2. Hear the voice of my song, it is my voice.

3. I shield myself with secret coverings.

4. All your thoughts are known to me, blush!

5. I could draw you hence were you ever so far—

6. Though you were on the other hemisphere—

7. I speak to your naked heart.

All we can say is, that if the Indians can read this writing, they are greater adepts in the mysteries of love than the judges of the old Cours d'amour. But it is much more likely that these war-songs and love-songs are known to the people beforehand, and that their writings are only meant to revive what exists in the memory of the reader. It is a kind of mnemonic writing, and it has been used by missionaries for similar purposes, and with considerable success. Thus, in a translation of the Bible in the Massachusetts language by Eliot, the verses from 25 to 32 in the thirtieth chapter of Proverbs, are expressed by 'an ant, a coney, a locust, a spider, a river (symbol of motion), a lion, a greyhound, a he-goat and king, a man foolishly lifting himself to take hold of the heavens.' No doubt these symbols would help the reader to remember the proper order of the verses, but they would be perfectly useless without a commentary or without a previous knowledge of the text.

We are told that the famous Testéra, brother of the chamberlain of François I, who came to America eight or nine years after the taking of Mexico, finding it impossible to learn the language of the natives, taught them the Bible history and the principal doctrines of the Christian religion, by means of pictures, and that these diagrams produced a greater effect on the minds of the people, who were accustomed to this style of representation, than all other means employed by the missionaries. But here again, unless these pictures were explained by interpreters, they could by themselves convey no meaning to the gazing crowds of the natives. The fullest information on this subject is to be found in a work by T. Baptiste, 'Hiéroglyphes de la conversion, où par des estampes et des figures on apprend aux naturels à desirer le ciel.'

There is no evidence to show that the Indians of the North ever advanced beyond the rude attempts which we have thus described, and of which numerous specimens may be found in the voluminous work of Schoolcraft, published by authority of Congress, 'Historical and Statistical Information respecting the History, Condition, and Prospects of the Indian Tribes of the United States,' Philadelphia, 1851-1855. There is no trace of anything like literature among the wandering tribes of the North, and until a real 'Livre des Sauvages' turns up to fill this gap, they must continue to be classed among the illiterate races.[97]

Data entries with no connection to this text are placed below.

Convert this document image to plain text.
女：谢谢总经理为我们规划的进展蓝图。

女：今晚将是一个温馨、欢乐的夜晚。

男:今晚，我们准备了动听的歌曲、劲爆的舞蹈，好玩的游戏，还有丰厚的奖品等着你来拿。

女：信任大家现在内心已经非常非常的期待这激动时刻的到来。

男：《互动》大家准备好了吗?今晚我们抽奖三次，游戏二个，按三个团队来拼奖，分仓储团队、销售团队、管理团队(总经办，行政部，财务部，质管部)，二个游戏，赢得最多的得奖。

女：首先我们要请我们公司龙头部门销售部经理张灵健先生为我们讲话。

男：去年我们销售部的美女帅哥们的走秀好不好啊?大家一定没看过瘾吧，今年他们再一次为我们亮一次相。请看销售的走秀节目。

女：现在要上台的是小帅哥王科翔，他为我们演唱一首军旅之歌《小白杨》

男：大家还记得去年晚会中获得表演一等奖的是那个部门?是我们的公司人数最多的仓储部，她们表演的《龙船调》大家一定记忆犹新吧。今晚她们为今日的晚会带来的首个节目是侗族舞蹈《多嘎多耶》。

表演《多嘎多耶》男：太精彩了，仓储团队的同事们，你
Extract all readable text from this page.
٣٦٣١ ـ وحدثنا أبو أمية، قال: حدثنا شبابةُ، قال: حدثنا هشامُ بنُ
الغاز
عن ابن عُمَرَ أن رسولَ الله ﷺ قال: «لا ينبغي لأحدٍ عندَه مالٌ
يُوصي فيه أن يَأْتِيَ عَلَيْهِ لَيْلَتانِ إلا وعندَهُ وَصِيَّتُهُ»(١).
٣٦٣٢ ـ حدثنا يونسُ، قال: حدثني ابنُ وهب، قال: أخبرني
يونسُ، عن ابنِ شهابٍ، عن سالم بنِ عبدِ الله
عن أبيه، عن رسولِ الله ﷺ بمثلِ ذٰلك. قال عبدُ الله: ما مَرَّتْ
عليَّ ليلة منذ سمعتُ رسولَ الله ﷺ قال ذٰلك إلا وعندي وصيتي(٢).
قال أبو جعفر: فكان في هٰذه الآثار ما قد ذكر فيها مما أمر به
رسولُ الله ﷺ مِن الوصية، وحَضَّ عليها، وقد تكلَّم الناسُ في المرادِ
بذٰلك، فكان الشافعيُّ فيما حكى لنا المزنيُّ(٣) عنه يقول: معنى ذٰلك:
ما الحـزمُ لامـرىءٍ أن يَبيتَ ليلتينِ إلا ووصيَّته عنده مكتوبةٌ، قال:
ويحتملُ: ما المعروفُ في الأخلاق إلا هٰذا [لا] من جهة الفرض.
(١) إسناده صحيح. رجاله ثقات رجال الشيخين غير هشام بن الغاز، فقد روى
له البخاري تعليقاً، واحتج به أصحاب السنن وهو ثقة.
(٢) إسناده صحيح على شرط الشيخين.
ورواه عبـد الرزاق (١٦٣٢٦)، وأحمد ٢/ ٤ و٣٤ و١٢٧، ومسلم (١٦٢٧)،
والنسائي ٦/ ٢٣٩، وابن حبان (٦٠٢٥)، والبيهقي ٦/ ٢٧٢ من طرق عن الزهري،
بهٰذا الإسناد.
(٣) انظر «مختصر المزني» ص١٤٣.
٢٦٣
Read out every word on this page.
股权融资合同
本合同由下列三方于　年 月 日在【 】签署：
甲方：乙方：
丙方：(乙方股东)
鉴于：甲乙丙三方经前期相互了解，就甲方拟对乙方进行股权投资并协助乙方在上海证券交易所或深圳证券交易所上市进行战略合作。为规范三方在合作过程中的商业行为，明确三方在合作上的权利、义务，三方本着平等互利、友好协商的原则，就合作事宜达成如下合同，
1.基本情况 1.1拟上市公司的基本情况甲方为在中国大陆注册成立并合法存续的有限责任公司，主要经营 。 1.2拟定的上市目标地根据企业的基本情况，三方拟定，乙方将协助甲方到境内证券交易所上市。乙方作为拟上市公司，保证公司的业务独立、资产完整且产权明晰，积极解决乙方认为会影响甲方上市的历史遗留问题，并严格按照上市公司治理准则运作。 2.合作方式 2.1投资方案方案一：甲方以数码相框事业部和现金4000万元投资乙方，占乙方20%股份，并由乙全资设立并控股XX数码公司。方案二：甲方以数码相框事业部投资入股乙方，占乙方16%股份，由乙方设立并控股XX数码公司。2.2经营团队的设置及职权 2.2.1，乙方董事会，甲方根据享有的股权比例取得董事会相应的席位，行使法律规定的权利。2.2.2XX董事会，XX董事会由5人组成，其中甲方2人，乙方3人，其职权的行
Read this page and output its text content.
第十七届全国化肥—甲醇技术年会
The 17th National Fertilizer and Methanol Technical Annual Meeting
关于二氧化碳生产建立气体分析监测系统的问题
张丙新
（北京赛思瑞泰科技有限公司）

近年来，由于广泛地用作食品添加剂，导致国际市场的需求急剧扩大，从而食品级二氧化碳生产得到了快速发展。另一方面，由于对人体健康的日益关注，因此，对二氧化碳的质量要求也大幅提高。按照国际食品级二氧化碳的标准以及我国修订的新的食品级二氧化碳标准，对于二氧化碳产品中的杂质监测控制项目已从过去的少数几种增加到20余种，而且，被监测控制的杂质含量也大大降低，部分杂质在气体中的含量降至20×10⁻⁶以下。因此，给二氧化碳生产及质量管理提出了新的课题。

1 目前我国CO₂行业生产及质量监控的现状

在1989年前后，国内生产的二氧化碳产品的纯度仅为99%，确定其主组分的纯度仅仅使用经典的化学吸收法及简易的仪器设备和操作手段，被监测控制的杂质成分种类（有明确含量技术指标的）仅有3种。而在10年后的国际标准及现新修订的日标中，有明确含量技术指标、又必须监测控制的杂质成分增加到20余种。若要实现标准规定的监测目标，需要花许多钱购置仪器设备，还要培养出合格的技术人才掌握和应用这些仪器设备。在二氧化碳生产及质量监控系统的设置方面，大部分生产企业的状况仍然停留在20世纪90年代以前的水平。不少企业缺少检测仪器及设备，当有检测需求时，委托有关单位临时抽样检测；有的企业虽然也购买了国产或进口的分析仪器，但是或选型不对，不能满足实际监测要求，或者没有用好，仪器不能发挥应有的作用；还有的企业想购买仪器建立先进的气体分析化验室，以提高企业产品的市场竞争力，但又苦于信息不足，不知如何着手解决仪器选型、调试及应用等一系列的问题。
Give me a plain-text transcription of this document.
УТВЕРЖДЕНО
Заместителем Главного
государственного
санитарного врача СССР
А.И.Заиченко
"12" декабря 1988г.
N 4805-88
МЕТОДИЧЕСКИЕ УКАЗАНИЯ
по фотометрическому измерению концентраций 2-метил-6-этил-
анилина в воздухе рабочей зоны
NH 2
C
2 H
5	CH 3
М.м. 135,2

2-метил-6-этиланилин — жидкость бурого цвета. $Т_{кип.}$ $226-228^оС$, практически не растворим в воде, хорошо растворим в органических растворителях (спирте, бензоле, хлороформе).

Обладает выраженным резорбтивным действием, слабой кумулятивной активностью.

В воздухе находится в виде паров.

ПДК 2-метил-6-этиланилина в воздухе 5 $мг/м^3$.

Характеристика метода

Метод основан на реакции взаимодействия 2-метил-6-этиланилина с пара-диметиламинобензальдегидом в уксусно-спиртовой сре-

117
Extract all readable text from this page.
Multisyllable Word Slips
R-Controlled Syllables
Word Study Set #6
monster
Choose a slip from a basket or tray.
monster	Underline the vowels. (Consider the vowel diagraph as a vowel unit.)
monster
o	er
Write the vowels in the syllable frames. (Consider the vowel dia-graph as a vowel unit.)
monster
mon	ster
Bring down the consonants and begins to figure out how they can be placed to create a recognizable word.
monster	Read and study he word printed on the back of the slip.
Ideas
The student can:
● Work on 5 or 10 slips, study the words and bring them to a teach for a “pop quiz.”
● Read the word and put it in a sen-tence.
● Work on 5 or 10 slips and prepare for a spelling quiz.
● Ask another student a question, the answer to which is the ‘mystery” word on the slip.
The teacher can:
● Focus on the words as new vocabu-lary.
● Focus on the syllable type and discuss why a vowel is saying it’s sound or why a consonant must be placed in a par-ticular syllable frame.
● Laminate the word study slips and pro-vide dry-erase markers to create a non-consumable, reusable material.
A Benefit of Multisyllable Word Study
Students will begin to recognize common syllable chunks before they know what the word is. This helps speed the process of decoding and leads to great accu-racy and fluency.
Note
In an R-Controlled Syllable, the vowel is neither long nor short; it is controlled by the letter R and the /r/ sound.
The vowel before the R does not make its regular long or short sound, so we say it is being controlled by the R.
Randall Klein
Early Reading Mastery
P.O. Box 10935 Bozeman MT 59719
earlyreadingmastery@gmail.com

It is very different if we turn our eyes to the people of Central and South America, to the races who formed the population of Mexico, Guatemala, and Peru, when conquered by the Spaniards. The Mexican hieroglyphics published by Lord Kingsborough are not to be placed in the same category with the totems and the pictorial scratches of the Red-skins. They are, first of all, of a much more artistic character, more conventional in their structure, and hence more definite in their meaning. They are coloured, written on paper, and in many respects quite on a level with the hieroglyphic inscriptions and hieratic papyri of Egypt. Even the conception of speaking to the ear through the eye, of expressing sound by means of outlines, was familiar to the Mexicans, though they seem to have applied their phonetic signs to the writing of the names of places and persons only. The principal object, indeed, of the Mexican hieroglyphic manuscripts was not to convey new information, but rather to remind the reader by means of mnemonic artifices of what he had learnt beforehand. This is acknowledged by the best authorities, by men who knew the Indians shortly after their first intercourse with Europeans, and whom we may safely trust in what they tell us of the oral literature and hieroglyphic writings of the natives. Acosta, in his 'Historia natural y moral,' vi. 7, tells us that the Indians were still in the habit of reciting from memory the addresses and speeches of their ancient orators, and numerous songs composed by their national poets. As it was impossible to acquire these by means of hieroglyphics or written characters such as were used by the Mexicans, care was taken that those speeches and poems should be learnt by heart. There were colleges and schools for that purpose, where these and other things were taught to the young by the aged in whose memory they seemed to be engraved. The young men who were brought up to be orators themselves had to learn the ancient compositions word by word; and when the Spaniards came and taught them to read and write the Spanish language, the Indians soon began to write for themselves, a fact attested by many eye-witnesses.